Clinton Bailey, un érudit de la culture bédouine, n’a pas trouvé non plus dans les documents des XIIIe et XIVe siècles de preuves de la présence continue de ces tribus du Néguev, connues depuis le XVIIIe et XIXe siècles. [51]
Le séjour des bédouins au Néguev a été consolidé par des luttes armées inter-tribales ainsi que par des raids sur les hameaux arabes, hameaux qui ont ainsi disparu. [52] Bien que les nomades dépendaient des populations sédentaires pour leur survie, ils les méprisaient tandis que les Arabes sédentaires considéraient les bédouins comme des opportunistes ou pire, comme des cruels voleurs . [53] De nombreux auteurs ont documenté le rôle des bédouins dans la conquête du Néguev ainsi que le pillage et l’expulsion des Arabes installés dans d’autres parties de la Palestine [54]. Le géomètre et archéologue britannique des années 1880, Claude R. Conder, décrit une situation de guerre sans fin entre les tribus bédouines et les villageois sédentaires. [55] …

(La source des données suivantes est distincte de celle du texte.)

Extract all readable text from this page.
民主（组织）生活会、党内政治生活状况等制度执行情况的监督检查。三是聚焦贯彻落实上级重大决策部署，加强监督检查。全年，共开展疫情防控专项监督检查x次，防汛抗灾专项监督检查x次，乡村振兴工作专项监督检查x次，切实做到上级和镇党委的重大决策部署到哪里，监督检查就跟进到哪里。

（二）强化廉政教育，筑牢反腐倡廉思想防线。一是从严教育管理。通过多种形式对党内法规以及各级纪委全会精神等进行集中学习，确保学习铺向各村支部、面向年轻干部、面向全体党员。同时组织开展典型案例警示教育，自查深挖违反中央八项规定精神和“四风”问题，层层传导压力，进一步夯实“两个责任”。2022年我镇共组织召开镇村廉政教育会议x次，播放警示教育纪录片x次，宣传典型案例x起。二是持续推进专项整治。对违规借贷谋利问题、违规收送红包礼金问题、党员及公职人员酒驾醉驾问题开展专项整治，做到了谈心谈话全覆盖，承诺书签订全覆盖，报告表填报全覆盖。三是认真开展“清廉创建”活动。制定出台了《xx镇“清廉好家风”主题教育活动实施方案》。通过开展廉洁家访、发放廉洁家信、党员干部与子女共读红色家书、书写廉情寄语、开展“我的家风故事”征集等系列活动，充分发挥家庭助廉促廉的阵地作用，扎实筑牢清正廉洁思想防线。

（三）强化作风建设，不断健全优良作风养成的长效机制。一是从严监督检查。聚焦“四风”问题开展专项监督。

Le nomadisme a continué en Palestine jusqu’au début du XXe siècle. Depuis, une transition vers la sédentarisation a pris place.[56] Parallèlement, le lien à la terre est passé d’un lien collectif de la tribu à un lien individuel.[57] Simultanément, il y avait une transition progressive de l’élevage à agriculture.[58] En 2000, l’élevage n’était plus pratiqué que par environ 10% des bédouins, et beaucoup de la jeune génération ont exprimé une réticence à maintenir le mode de vie de leurs parents.[59]
Avant la création d’Israël, au Néguev, il y avait environ 65.000 bédouins. Au cours de la guerre de 1948 et dans les suites immédiates, la plupart d’entre eux est partie vers les États voisins, ce qui a réduit la population à environ 11,000 [60].
Cependant leurs effectifs ont augmenté de façon spectaculaire depuis, à près de 200.000 personnes en 2011.
Les tribunaux israéliens, fondant leur décision sur la loi ottomane et britannique, ont toujours refusé de sanctionner la prétension à la proprieté individuelle de parcelles des bédouins. Les tribunaux ont décrété que les terres revendiquées n’ont jamais été affectées à la proprieté individuelle, puisqu’elles sont de la catégorie de mewat (définie par la loi foncière ottomane en tant que terrain vague domanial dont la limite est définie ainsi : une personne crie de sa maison, le terrain vague domanial commence là où on ne peut plus entendre la voix). Ce sont des terres publiques qui ne peuvent passer dans la catégorie du secteur privé.[62]